Edge computing has the potential to bring the networked world closer to home. And forecasts indicate that it will dominate the network environment in the near future.
As the internet continues its ongoing expansion, an increasing share of its activity will take place at the Edge. Research firm Gartner predicts that more than 50% of enterprise-generated data will be created and processed there.
Tech behemoths such as Google, Microsoft and Amazon are already encroaching on what has traditionally been telecommunications turf. Multiple initiatives have made headlines — Google Global Mobile Edge Cloud, Amazon Wavelength, Microsoft Azure Edge Zones — and sobering reading for telco operators across the world.
Simply put, tech newcomers are taking aim at telecom stomping grounds.
When it comes to this showdown however Telcos should know that they have a gun in the proverbial knife fight. 5G and Edge Computing will require data-handling facilities like none other, and only telecom operators have the network infrastructure to cope with that type of strain.
The Devil’s in the Data
The crucial fact about a 5G world is the sheer quantity of data it will face.
Edge computing will have to deal with an enormous amount of digital information, coming in varying sizes and relying on super-fast connectivity. What this means is companies in charge of the Edge will need the significant infrastructure and resources to deal with it.
Take, for example, self-driving cars, which are predicted to make tremendous demands on data. According to Intel, an autonomous car will create 4TB of data in about 90 minutes of driving. For some perspective, this is equivalent to the amount of data that 3,000 human internet users generate in a single day. This has staggering implications: in an hour and a half of driving, one million autonomous cars will match the data use of 3 billion internet users. For each car to work, enormous quantities of data will need handling quickly, securely and efficiently.
Why Telcos are in the Driver’s Seat
The good news for Telcos is that they are uniquely suited to manage this data explosion. Thanks to an existing network infrastructure, telecommunications companies can meet the oncoming data demand far better at this stage than any newcomer. They have a major early advantage but must exploit this quickly if they wish to own the Edge in the long term.
Telecom operators have the upper hand when it comes to delivering deterministic low latency connectivity under 20ms, in my opinion the base level for real-time applications such as cloud gaming, autonomous cars and drones.
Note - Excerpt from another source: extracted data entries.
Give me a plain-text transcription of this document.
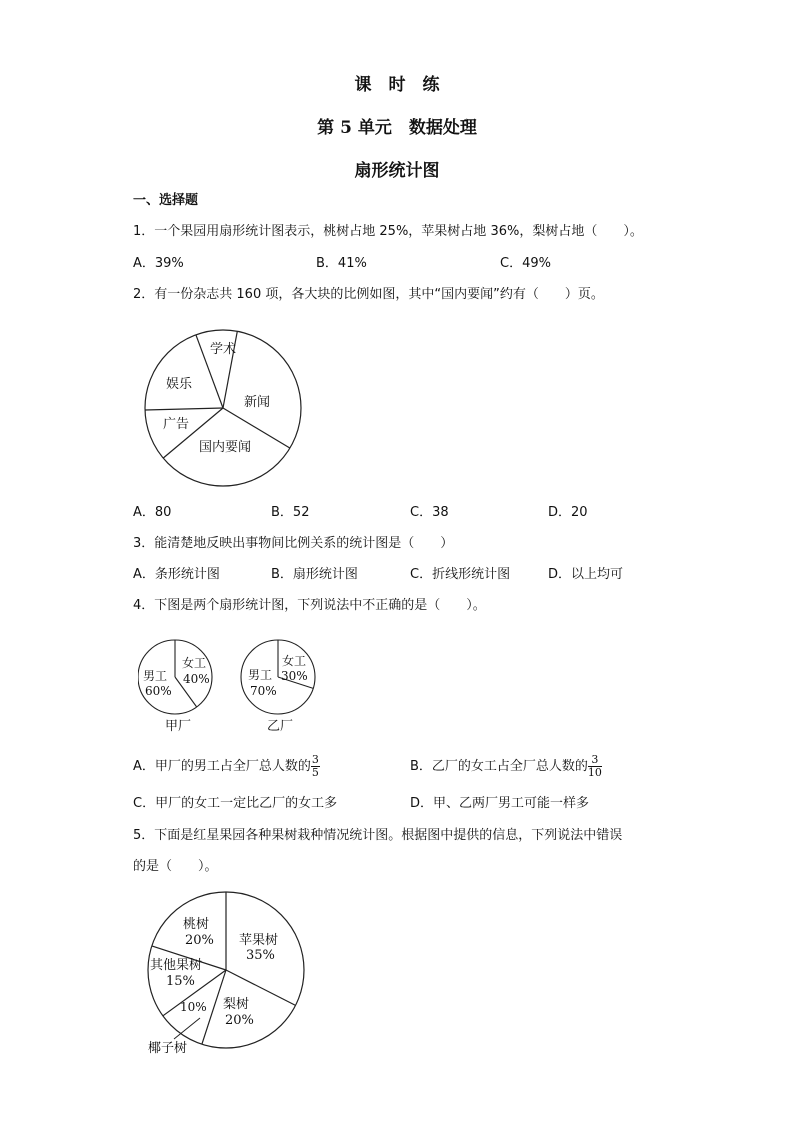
课　时　练
第 5 单元　数据处理
扇形统计图
一、选择题
1．一个果园用扇形统计图表示，桃树占地 25%，苹果树占地 36%，梨树占地（　　）。
A．39%	B．41%	C．49%
2．有一份杂志共 160 项，各大块的比例如图，其中“国内要闻”约有（　　）页。
学术
新闻
国内要闻
广告
娱乐
A．80	B．52	C．38	D．20
3．能清楚地反映出事物间比例关系的统计图是（　　）
A．条形统计图	B．扇形统计图	C．折线形统计图	D．以上均可
4．下图是两个扇形统计图，下列说法中不正确的是（　　）。
女工
40%
男工
60%
甲厂
女工
30%
男工
70%
乙厂
A．甲厂的男工占全厂总人数的 $\frac{3}{5}$	B．乙厂的女工占全厂总人数的 $\frac{3}{10}$
C．甲厂的女工一定比乙厂的女工多	D．甲、乙两厂男工可能一样多
5．下面是红星果园各种果树栽种情况统计图。根据图中提供的信息，下列说法中错误
的是（　　）。
苹果树
35%
梨树
20%
10%
其他果树
15%
桃树
20%
椰子树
Real-time applications rely on a communication path free from jitter (delay variance), packet loss, congestion and deterministic routing. Telecom operators can uniquely oversee the end-to-end communication path to ensure deterministic connectivity. As it stands, it is pretty much impossible to meet the 20ms latency requirement if it is attempted from a data centre outside of the telecom operator’s core. As soon as the application traffic leaves the telecom operator’s core network, it forfeits integrity, manageability and control.
Current Content Delivery Networks (or CDNs) are not optimized for processing large amounts of data received from users and their devices. What’s needed is a new type of inverted Edge CDN solution that can receive large amounts of data from end users and devices whilst having the processing clout to perform computations at the Edge. Telecom operators have the infrastructure, know-how and operational capabilities to deliver the new Edge CDN solutions and sustain the data between the cloud and users.
Leading the Next Major Evolution in Connectivity
Edge computing is the internet’s next kingmaker. ABI Research estimates that the penetration of edge servers in telco infrastructure represents a US$54 billion opportunity by 2024.
Whoever owns the Edge will guard the gates to online power. Webscalers already know it. That’s why efforts to capture this territory are already underway: Amazon’s Wavelength project; Google’s Global Mobile Edge Cloud (GMEC) strategy; Microsoft’s Azure Edge Zone, are just a few examples of the strategic moves being made towards Edge solutions.
Telecom operators should see this as an unmissable opportunity. Safeguarding their position will rely on driving beyond incomers through making solid technological strides. Fail this, hesitate to take advantage of their strong positioning in these early stages and they risk being cut out of the next major evolution in connectivity.